Sinan’s allegorical decline starts when he reaches the height of his egotism in another serendipitous encounter; among the film’s most memorable. Our somewhat insolent literary hopeful, fresh out of a nationwide exam that could (but won’t) earn him a permanent teaching post, provokes Süleyman (Serkan Keskin), a famous, seemingly even-tempered author, in a local bookstore. With Sinan’s incessant, increasingly imprudent questions on the social and political function of literature, the relationship between an artist’s character and his/her work and so on, the debate takes a hostile turn, especially when Sinan persists in vaguely painting Süleyman as a sell-out (“a careerist,” Llewyn would say), who participates in dog and pony shows. I would argue that the eloquently verbalized (and extremely funny) anger Süleyman unleashes onto Sinan is some kind of a life-or-death manifesto every young artist needs to hear; not to give up on his or her enthusiasm, but to give it some real-world shape and direction. Süleyman doesn’t exactly suggest, “I don’t see a lot of money here;” but he unassailably tells Sinan to keep his unearned entitlement in check.

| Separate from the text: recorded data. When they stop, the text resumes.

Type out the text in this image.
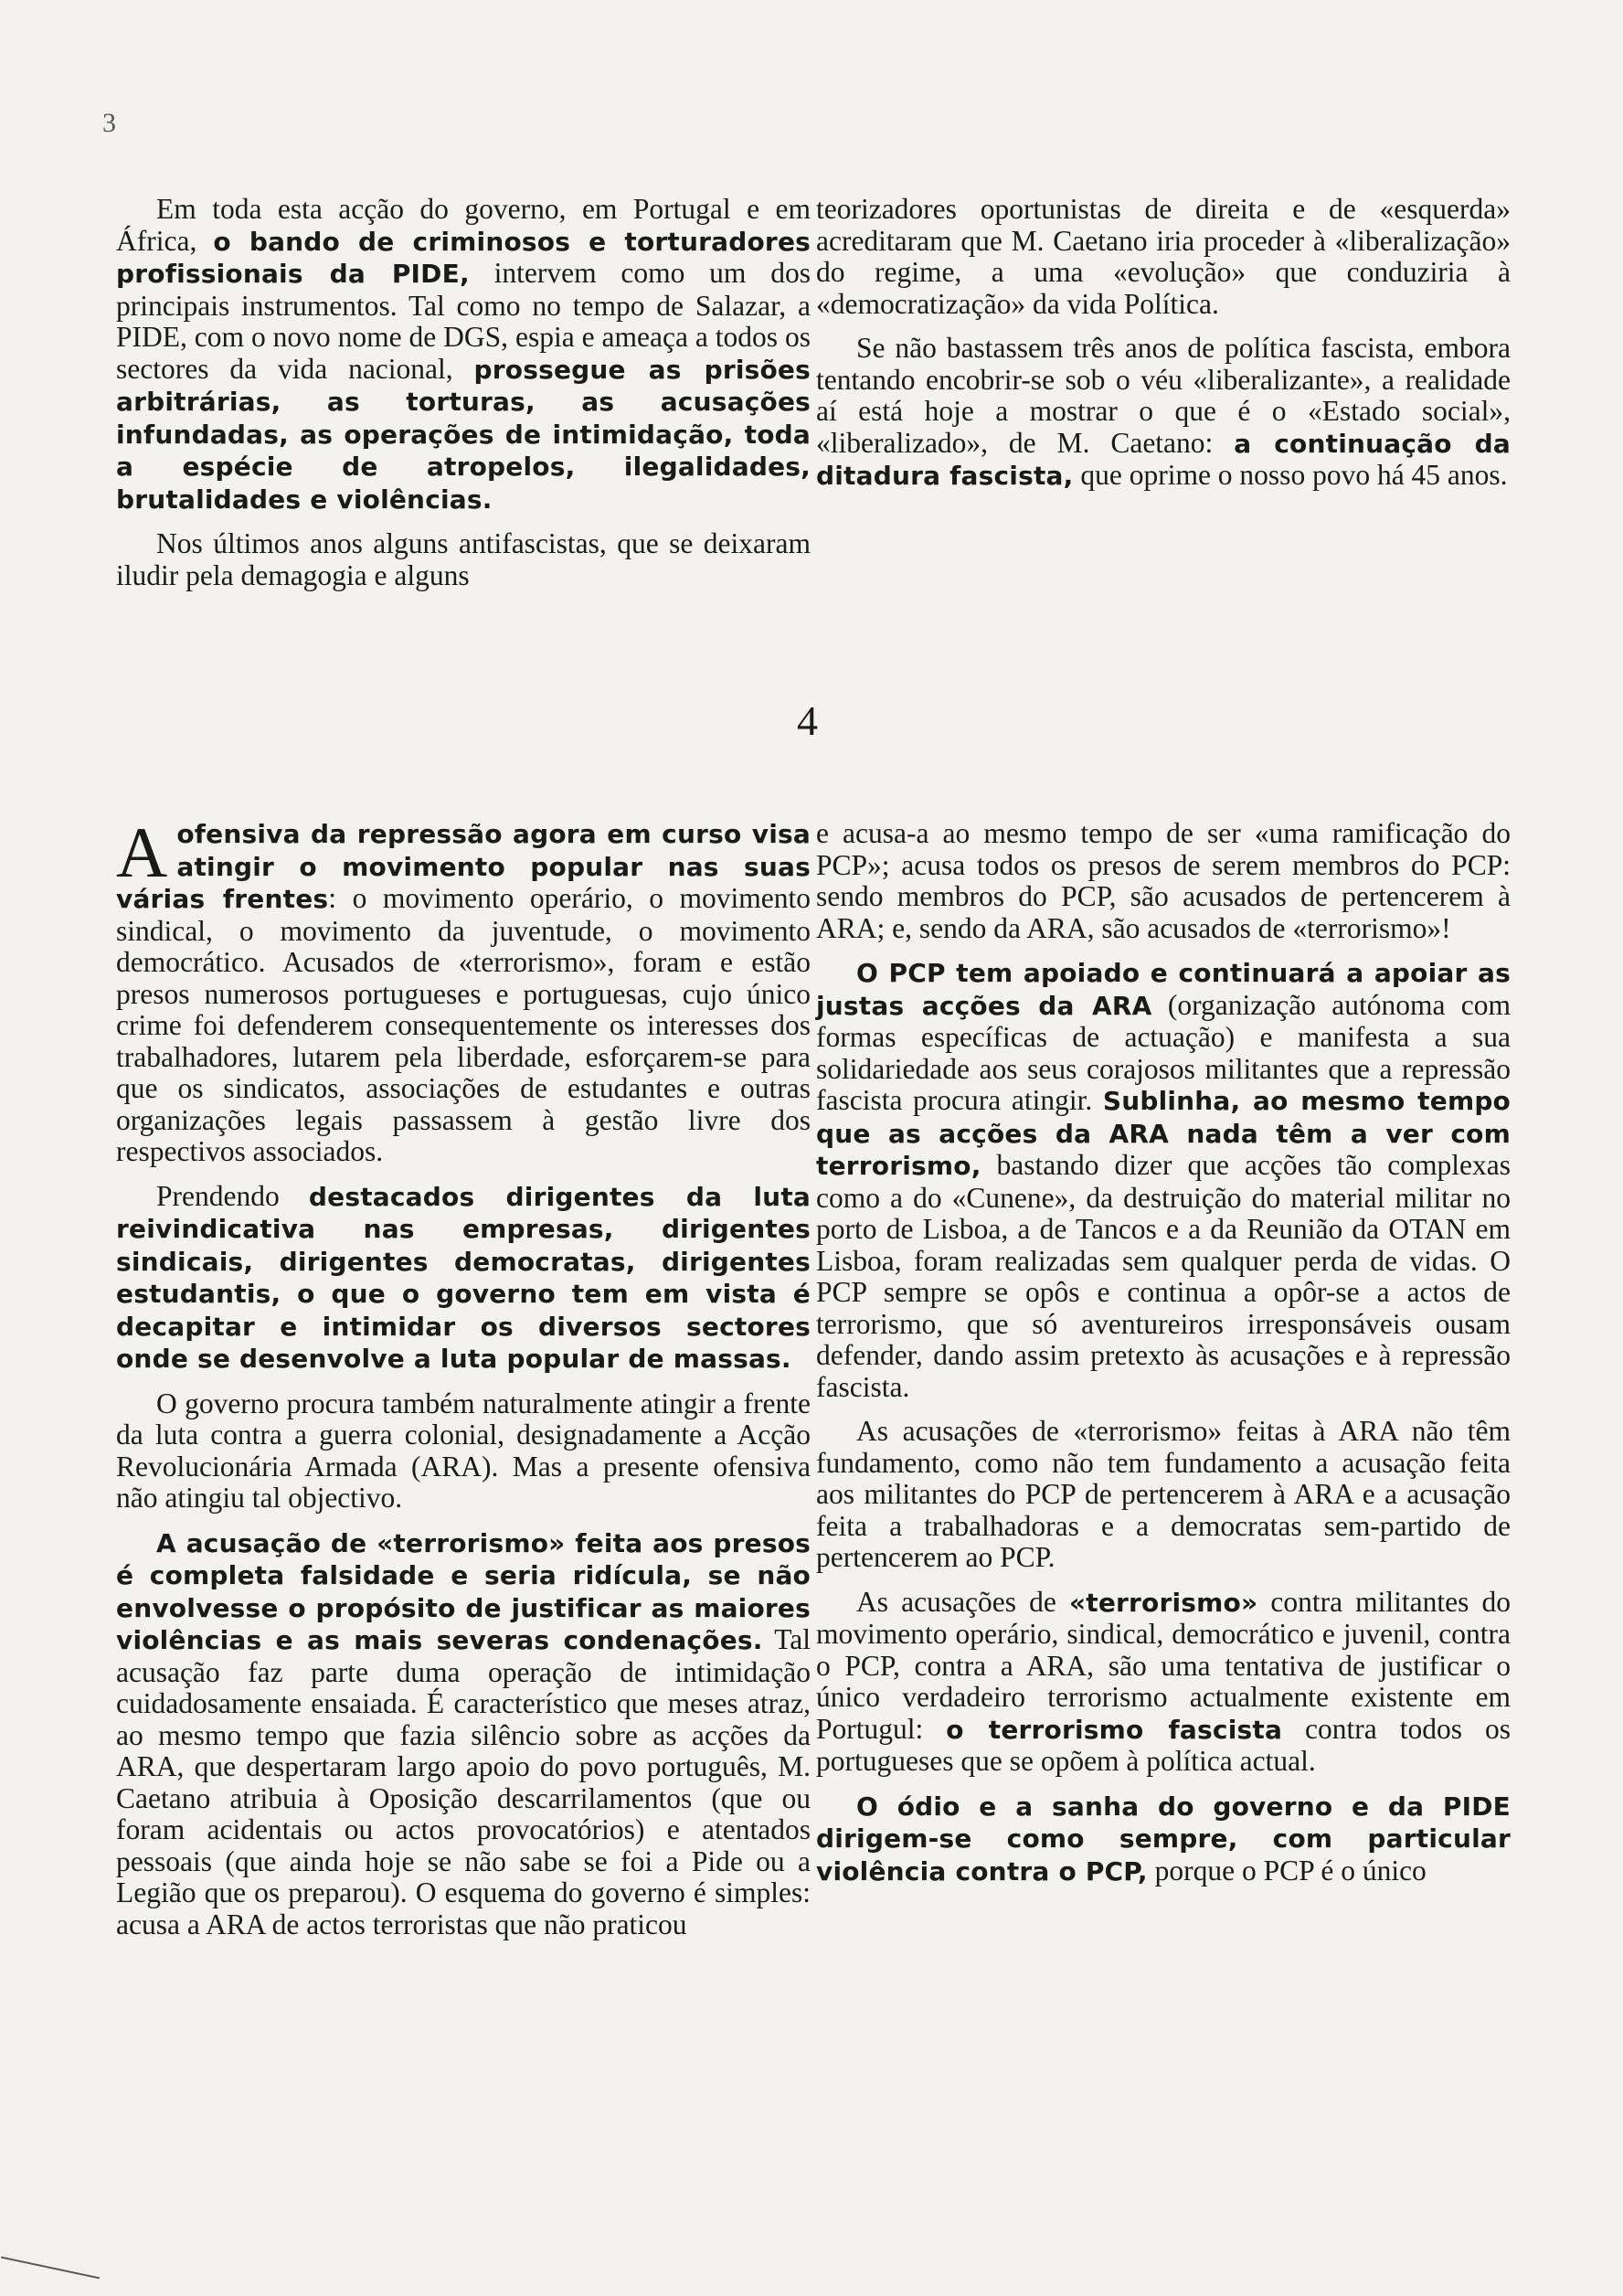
3

Em toda esta acção do governo, em Portugal e em África, o bando de criminosos e torturadores profissionais da PIDE, intervem como um dos principais instrumentos. Tal como no tempo de Salazar, a PIDE, com o novo nome de DGS, espia e ameaça a todos os sectores da vida nacional, prossegue as prisões arbitrárias, as torturas, as acusações infundadas, as operações de intimidação, toda a espécie de atropelos, ilegalidades, brutalidades e violências.

Nos últimos anos alguns antifascistas, que se deixaram iludir pela demagogia e alguns

teorizadores oportunistas de direita e de «esquerda» acreditaram que M. Caetano iria proceder à «liberalização» do regime, a uma «evolução» que conduziria à «democratização» da vida Política.

Se não bastassem três anos de política fascista, embora tentando encobrir-se sob o véu «liberalizante», a realidade aí está hoje a mostrar o que é o «Estado social», «liberalizado», de M. Caetano: a continuação da ditadura fascista, que oprime o nosso povo há 45 anos.

4

Aofensiva da repressão agora em curso visa atingir o movimento popular nas suas várias frentes: o movimento operário, o movimento sindical, o movimento da juventude, o movimento democrático. Acusados de «terrorismo», foram e estão presos numerosos portugueses e portuguesas, cujo único crime foi defenderem consequentemente os interesses dos trabalhadores, lutarem pela liberdade, esforçarem-se para que os sindicatos, associações de estudantes e outras organizações legais passassem à gestão livre dos respectivos associados.

Prendendo destacados dirigentes da luta reivindicativa nas empresas, dirigentes sindicais, dirigentes democratas, dirigentes estudantis, o que o governo tem em vista é decapitar e intimidar os diversos sectores onde se desenvolve a luta popular de massas.

O governo procura também naturalmente atingir a frente da luta contra a guerra colonial, designadamente a Acção Revolucionária Armada (ARA). Mas a presente ofensiva não atingiu tal objectivo.

A acusação de «terrorismo» feita aos presos é completa falsidade e seria ridícula, se não envolvesse o propósito de justificar as maiores violências e as mais severas condenações. Tal acusação faz parte duma operação de intimidação cuidadosamente ensaiada. É característico que meses atraz, ao mesmo tempo que fazia silêncio sobre as acções da ARA, que despertaram largo apoio do povo português, M. Caetano atribuia à Oposição descarrilamentos (que ou foram acidentais ou actos provocatórios) e atentados pessoais (que ainda hoje se não sabe se foi a Pide ou a Legião que os preparou). O esquema do governo é simples: acusa a ARA de actos terroristas que não praticou

e acusa-a ao mesmo tempo de ser «uma ramificação do PCP»; acusa todos os presos de serem membros do PCP: sendo membros do PCP, são acusados de pertencerem à ARA; e, sendo da ARA, são acusados de «terrorismo»!

O PCP tem apoiado e continuará a apoiar as justas acções da ARA (organização autónoma com formas específicas de actuação) e manifesta a sua solidariedade aos seus corajosos militantes que a repressão fascista procura atingir. Sublinha, ao mesmo tempo que as acções da ARA nada têm a ver com terrorismo, bastando dizer que acções tão complexas como a do «Cunene», da destruição do material militar no porto de Lisboa, a de Tancos e a da Reunião da OTAN em Lisboa, foram realizadas sem qualquer perda de vidas. O PCP sempre se opôs e continua a opôr-se a actos de terrorismo, que só aventureiros irresponsáveis ousam defender, dando assim pretexto às acusações e à repressão fascista.

As acusações de «terrorismo» feitas à ARA não têm fundamento, como não tem fundamento a acusação feita aos militantes do PCP de pertencerem à ARA e a acusação feita a trabalhadoras e a democratas sem-partido de pertencerem ao PCP.

As acusações de «terrorismo» contra militantes do movimento operário, sindical, democrático e juvenil, contra o PCP, contra a ARA, são uma tentativa de justificar o único verdadeiro terrorismo actualmente existente em Portugul: o terrorismo fascista contra todos os portugueses que se opõem à política actual.

O ódio e a sanha do governo e da PIDE dirigem-se como sempre, com particular violência contra o PCP, porque o PCP é o único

This scene is also where “The Wild Pear Tree,” always a bit dreamy thus far, spirals into occasional surrealism with subjective images of transitory realities. At one time, we can’t be entirely sure if we’re looking at a failed suicide attempt or a drunken body dosing off under the sun. Ants crawl on a sleeping baby, a Trojan horse monument serves as a hideaway and heavy rain follows cycles of gloom and fog amid vast landscapes, captured in unhurried and melancholically lit frames. A filmmaker known to translate stagey and decisively non-visual Chekhovian conversations into cinematic art of precise compositions, Ceylan, aided by his long-time cinematographer Gökhan Tiryaki, tends to every moody moment of his film with certain inevitability. Like his much quieter “Anatolia,” “Pear Tree” seizes loneliness everywhere as Ceylan sees it, and like his Palme d’Or winner “Winter Sleep,” it hangs onto every spoken word while the paths of Sinan and İdris painfully adjoin through the lost friendship of a loyal dog and a doomed book.
In a film where every character is intricately built and even those with single scenes can easily lead their own movie, it is odd that Sinan’s sister Yasemin (Asena Keskinci) never receives her defining moment. That neglect in the screenplay aside, “The Wild Pear Tree” is among Ceylan’s richest films, embellished with both local specificities and deeply Turkish concerns about art, politics and the social divide between cities and rural towns. Along the way, it lands on something universal about anyone who once settled down with a reality, seemingly lesser than the towering ambitions chased during youthful years of uncompromising purpose.